I had a brief window of opportunity this morning to run a test of the 3 antennas I have available for 2200m. The reason I said brief opportunity... (1) The 10 db of noise riding and radiating from the powerlines, that I nearly always have present, was absent early in this morning.
(2) Ham station WB5MMB (a tad over 200 miles from me) was providing me with a nearly constant signal strength on 2200m in wspr2 mode.
The antennas:
(1) L400B e-probe. Up about 15 ft. and away from the house.
(2) Low noise vertical... 20 ft. of wire in a tree in backyard.
(3) 22" resonant loopstick about 4 ft. above ground and away from the house.

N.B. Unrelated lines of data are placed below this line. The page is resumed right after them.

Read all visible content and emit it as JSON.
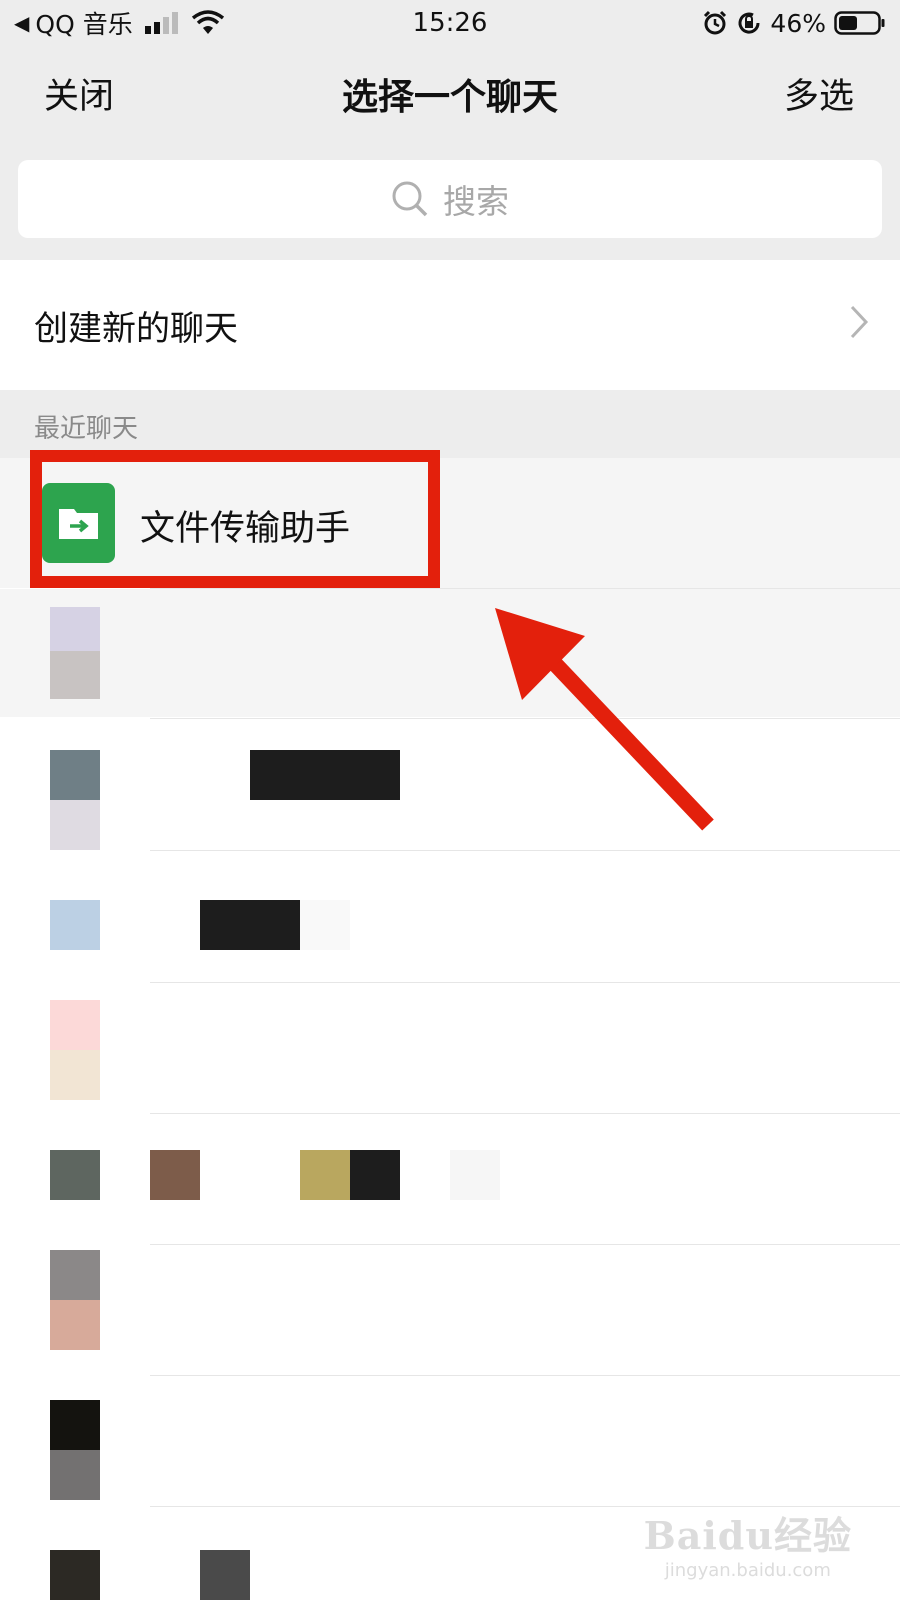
{
  "status_bar": {
    "back_app": "QQ 音乐",
    "time": "15:26",
    "battery": "46%"
  },
  "nav": {
    "close_label": "关闭",
    "title": "选择一个聊天",
    "multi_select_label": "多选"
  },
  "search": {
    "placeholder": "搜索"
  },
  "new_chat": {
    "label": "创建新的聊天"
  },
  "recent_section": {
    "label": "最近聊天"
  },
  "chats": [
    {
      "name": "文件传输助手",
      "icon": "folder-arrow-icon",
      "avatar_color": "#2da44e"
    }
  ],
  "annotation": {
    "highlight_color": "#e3200c"
  },
  "watermark": {
    "brand": "Baidu经验",
    "site": "jingyan.baidu.com"
  }
}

So, with fairly ideal conditions, I ran a 3 way test with the antennas. Here's how it shook out:
The L400B seemed to be the best antenna during the time the noise was absent. The Vertical was roughly 2-3db behind the L400B. The loopstick was roughly 4db below the wire antenna. So again, in ideal conditions the L400B was the best performer.
The rest of the story:
Soon after the test was made, the powerline noise returned. Both probe and vertical were hit with 10db of noise and the received signal reports suffered accordingly.
The loopstick, orientated for minimum local noise, took and held the lead by 3 to 4db over both omni antennas.
The bottom line which we all know is that a small antenna that can produce a null on a local noise source, will often outperform the better omni antennas in the presence of said noise.